Red flags for brain tumour headache (9).
Clinical characteristics of headache associated with brain tumours
The clinical characteristics of headache associated with brain tumours are fairly variable, according to several prospective clinical studies, depending on differences in the patient samples, study methodology, and intracranial tumour headache definition. The “classic” brain tumour headache has been described as a severe head pain occurring in the early morning, accompanied by nausea and/or vomiting, and improving in intensity over the course of the day. Other symptoms commonly described in association with the brain tumour headache are exacerbation by lying down or bending over and by Valsalva-like manoeuvres such as coughing, straining, and lifting heavy weights. Nevertheless, in an early prospective clinical study on adult brain tumour headache, the authors argued that this classic clinical syndrome is infrequently observed (4) and in a more recent clinical study the “classic criteria” were satisfied by only 5.1% of patients (5). More frequently, brain tumour headaches have non-specific or tension-headache-like features (10). Pain is usually localised bilaterally over the frontal regions (4–5), non-throbbing in quality (7–8) and moderate in intensity (5,7). Headaches are initially intermittent without a clear circadian distribution. Nocturnal headache exacerbation occurs in a small proportion of patients and is without a specific pathognomonic significance (4,11). According to a prospective study involving 206 adult patients (5), the majority of brain tumour headaches are considered “not classifiable”, meaning that their phenotype did not satisfy the International Classification of Headache Disorders second edition (ICHD-II) diagnostic criteria for primary headache syndrome. On the other hand, 23.5% of patients could be classified as tension-type headache according the ICHD-II diagnostic criteria and 13.3% as migraine without aura. In all but one patient with a migraine-like brain tumour headache, there was at least one atypical clinical feature (middle-age onset, progressive pattern, association with Valsalva manoeuvre or exacerbation by lying down, nocturnal occurrence, unresponsiveness to analgesics).
The tumour localisation is not exactly predicted by the headache site but there is a trend toward a preferential frontal headache in supratentorial and skull base tumours, whereas occipital headache is more often seen in infratentorial ones.
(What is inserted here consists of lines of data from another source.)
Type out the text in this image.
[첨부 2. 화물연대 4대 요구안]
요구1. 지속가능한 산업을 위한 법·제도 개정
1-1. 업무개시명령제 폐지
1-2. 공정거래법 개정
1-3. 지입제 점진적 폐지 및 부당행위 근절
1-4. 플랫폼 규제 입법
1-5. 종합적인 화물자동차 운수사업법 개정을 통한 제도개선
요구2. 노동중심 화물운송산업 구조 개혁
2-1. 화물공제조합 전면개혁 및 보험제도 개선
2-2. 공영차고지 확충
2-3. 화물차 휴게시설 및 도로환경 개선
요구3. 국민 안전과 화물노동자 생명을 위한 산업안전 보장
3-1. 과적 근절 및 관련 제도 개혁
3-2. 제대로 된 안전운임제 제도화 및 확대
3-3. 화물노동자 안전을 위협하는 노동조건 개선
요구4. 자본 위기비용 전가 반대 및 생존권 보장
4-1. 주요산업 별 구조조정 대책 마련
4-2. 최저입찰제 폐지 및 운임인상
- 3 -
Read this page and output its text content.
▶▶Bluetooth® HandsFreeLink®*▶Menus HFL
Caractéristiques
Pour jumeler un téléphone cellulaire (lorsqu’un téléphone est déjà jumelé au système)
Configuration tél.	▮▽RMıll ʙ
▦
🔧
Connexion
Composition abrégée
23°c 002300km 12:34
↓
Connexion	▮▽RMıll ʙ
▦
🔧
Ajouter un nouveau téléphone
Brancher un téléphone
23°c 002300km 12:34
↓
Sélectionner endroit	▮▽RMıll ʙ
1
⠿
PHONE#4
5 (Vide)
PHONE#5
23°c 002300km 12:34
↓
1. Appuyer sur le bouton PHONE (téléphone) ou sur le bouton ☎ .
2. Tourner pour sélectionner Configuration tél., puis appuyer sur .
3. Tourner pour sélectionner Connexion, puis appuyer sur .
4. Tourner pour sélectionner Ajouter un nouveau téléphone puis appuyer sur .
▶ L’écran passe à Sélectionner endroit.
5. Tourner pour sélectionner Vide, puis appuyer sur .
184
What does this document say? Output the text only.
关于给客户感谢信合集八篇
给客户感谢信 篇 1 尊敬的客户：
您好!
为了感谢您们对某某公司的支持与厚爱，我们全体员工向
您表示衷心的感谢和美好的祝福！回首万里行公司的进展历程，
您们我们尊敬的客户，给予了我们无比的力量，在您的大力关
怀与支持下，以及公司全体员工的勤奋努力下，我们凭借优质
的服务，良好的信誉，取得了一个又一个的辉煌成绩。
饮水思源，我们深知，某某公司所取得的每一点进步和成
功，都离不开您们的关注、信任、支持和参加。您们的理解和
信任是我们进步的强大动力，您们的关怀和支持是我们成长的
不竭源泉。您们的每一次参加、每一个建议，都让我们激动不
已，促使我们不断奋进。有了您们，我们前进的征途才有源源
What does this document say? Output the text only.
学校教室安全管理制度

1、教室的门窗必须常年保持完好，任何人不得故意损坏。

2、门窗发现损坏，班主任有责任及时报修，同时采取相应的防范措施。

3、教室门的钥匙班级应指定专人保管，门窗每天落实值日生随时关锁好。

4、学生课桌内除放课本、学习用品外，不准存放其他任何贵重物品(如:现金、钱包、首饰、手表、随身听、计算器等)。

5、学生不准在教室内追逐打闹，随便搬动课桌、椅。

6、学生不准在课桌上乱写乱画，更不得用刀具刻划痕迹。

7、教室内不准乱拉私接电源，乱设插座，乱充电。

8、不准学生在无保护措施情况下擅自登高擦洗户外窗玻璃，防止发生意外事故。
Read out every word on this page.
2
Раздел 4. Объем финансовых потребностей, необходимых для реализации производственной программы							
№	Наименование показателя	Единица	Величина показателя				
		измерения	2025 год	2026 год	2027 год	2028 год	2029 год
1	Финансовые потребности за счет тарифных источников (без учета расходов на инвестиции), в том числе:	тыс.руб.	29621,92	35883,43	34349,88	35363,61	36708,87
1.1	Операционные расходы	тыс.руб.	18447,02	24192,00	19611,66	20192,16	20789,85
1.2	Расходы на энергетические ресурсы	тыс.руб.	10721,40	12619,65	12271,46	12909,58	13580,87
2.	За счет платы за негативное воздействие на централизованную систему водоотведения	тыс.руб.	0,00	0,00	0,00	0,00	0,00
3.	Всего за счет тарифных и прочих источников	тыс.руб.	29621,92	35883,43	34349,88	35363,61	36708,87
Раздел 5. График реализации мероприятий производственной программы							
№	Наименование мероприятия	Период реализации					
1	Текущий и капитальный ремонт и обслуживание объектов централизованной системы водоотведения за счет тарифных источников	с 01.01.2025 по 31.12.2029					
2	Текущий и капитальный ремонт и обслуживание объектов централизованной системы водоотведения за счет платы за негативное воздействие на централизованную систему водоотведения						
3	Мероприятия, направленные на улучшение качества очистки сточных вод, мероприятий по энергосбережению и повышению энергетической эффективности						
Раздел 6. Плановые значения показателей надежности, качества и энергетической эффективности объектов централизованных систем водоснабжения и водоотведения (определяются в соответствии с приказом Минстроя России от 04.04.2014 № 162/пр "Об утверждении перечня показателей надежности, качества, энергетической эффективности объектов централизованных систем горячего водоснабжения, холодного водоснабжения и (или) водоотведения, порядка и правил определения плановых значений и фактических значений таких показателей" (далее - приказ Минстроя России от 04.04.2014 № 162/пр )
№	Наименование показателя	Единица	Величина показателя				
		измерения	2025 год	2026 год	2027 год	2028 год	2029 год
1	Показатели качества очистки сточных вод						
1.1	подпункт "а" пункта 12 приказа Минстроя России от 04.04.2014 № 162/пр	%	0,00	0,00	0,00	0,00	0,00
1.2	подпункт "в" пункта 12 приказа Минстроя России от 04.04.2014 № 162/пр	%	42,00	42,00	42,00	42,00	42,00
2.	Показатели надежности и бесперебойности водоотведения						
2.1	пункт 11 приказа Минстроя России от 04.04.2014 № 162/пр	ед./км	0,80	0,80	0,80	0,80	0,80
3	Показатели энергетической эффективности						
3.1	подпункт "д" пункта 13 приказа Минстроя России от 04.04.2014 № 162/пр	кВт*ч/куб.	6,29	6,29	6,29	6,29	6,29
Patients affected by infratentorial tumours are more likely to develop nausea and vomiting, up to 42% in clinical series (4,5,7). It has been evidenced that patients with secreting pituitary adenomas or glioblastoma multiforme (GBM) are more often prone to develop a progressive headache as compared with those with other types of tumours (5), presumably due to a neuroendocrine mechanism in the first case and to a mass effect caused by the rapid growth of the neoplasm in the second.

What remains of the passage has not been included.